The SAFE tier deserves special comment. Calling it "PEACEFUL ILLUSION" is not an attempt to make a low score sound ominous. It is an explicit acknowledgment that a score of 0–15 does not mean the world is actually fine — it means that the four signals this project tracks happen to be quiet today. DOOM-9000 does not measure chronic environmental debt accumulating over decades. It does not measure structural poverty, nuclear deterrence stability, biodiversity loss, or the thousand slow-moving catastrophes that generate no single news event and no daily volatility spike. A score of 5 on a given morning is genuinely "not much going on in our four sensors." It is not a certification that humanity's situation is under control. The label holds both truths simultaneously: yes, today is calm; no, that does not mean everything is fine. The index is a toy. The threats it does not capture are not.
The scheduler runs once per day at UTC 00:01, triggered by:
cron.schedule('1 0 * * *', ..., { timezone: 'UTC' })
At that moment, all four data services — GDELT (Society), OpenWeather (Climate), Yahoo Finance (Economy), and NOAA SWPC (Solar) — are called in parallel. Results are written to the doom_records PostgreSQL table using a target_date 1-row-per-day UPSERT: if a record already exists for that date (because the job ran twice or was manually re-triggered for debugging), the existing row is updated rather than duplicated. One date, one row, always.

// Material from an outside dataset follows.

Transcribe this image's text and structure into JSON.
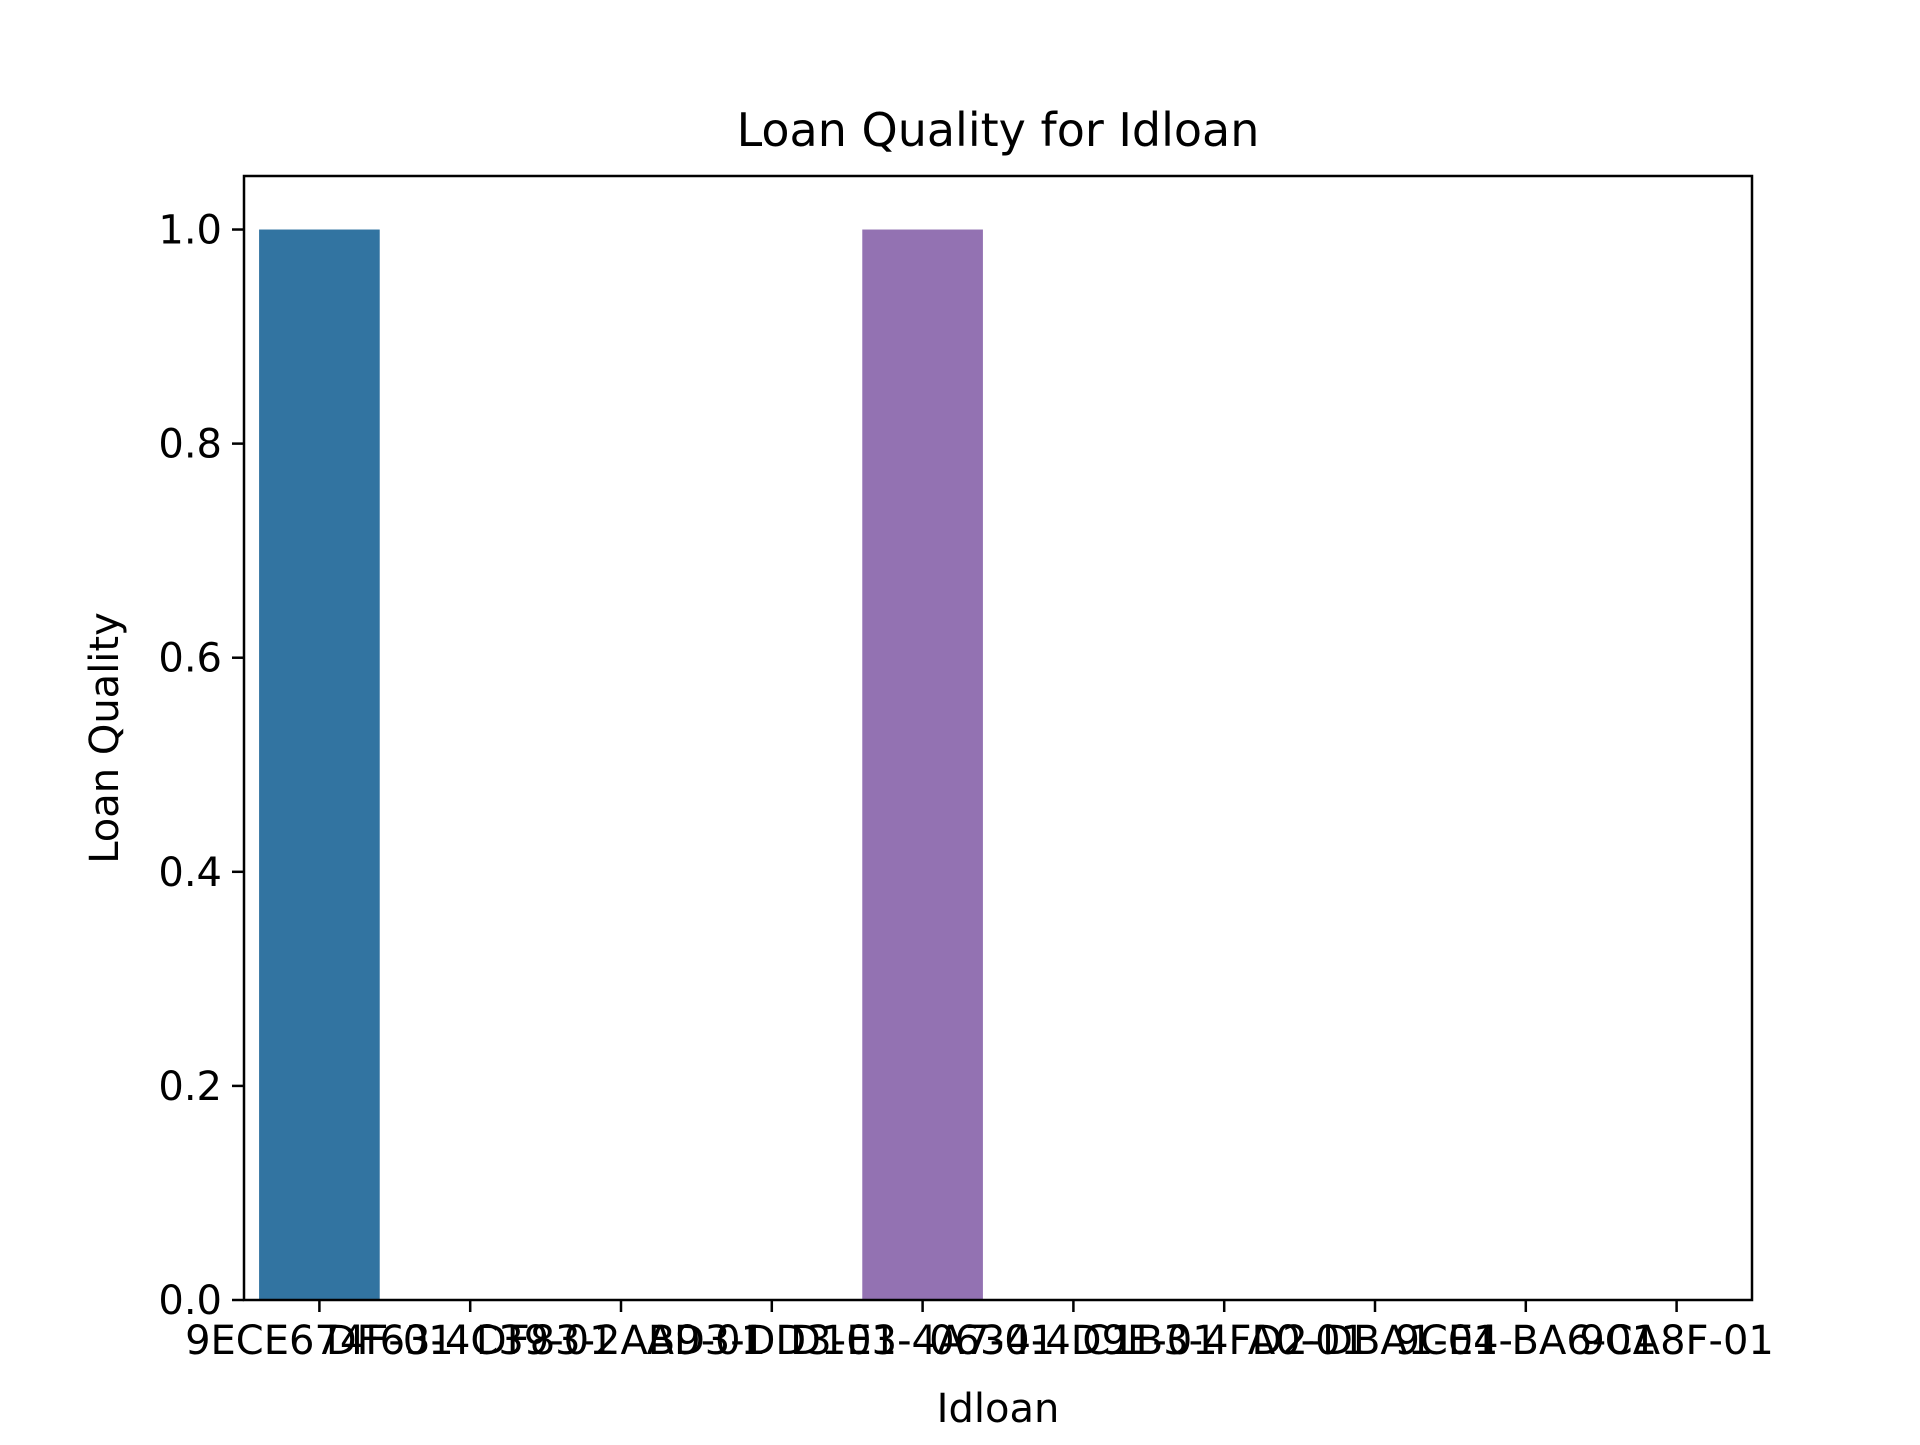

For users in Korea (UTC+9), the daily score becomes visible at approximately 09:01 KST — first thing on a weekday morning, which is a perfectly reasonable time to learn how the world is doing.
The UTC 00:01 timing was not chosen arbitrarily. It aligns with the moment when U.S. equity and bond markets have closed for the day and Yahoo Finance's daily data has settled. The S&P 500 closing price, the VIX settlement, the final HYG close — all of these are stable and not subject to revision by the time the cron job fires. Running the economy calculation any earlier risks catching intraday noise rather than the day's actual close. Running it at midnight UTC means the economy domain is capturing the full trading session, not a mid-session snapshot. The other three domains are less time-sensitive to this choice — GDELT events accumulate continuously, weather data is real-time, and solar data is updated by the minute — but there is no downside to waiting until the financial data is settled before computing the composite. The cron schedule is driven by practicality. It just happens to also give the solar and society pipelines a full UTC calendar day's worth of data to work with.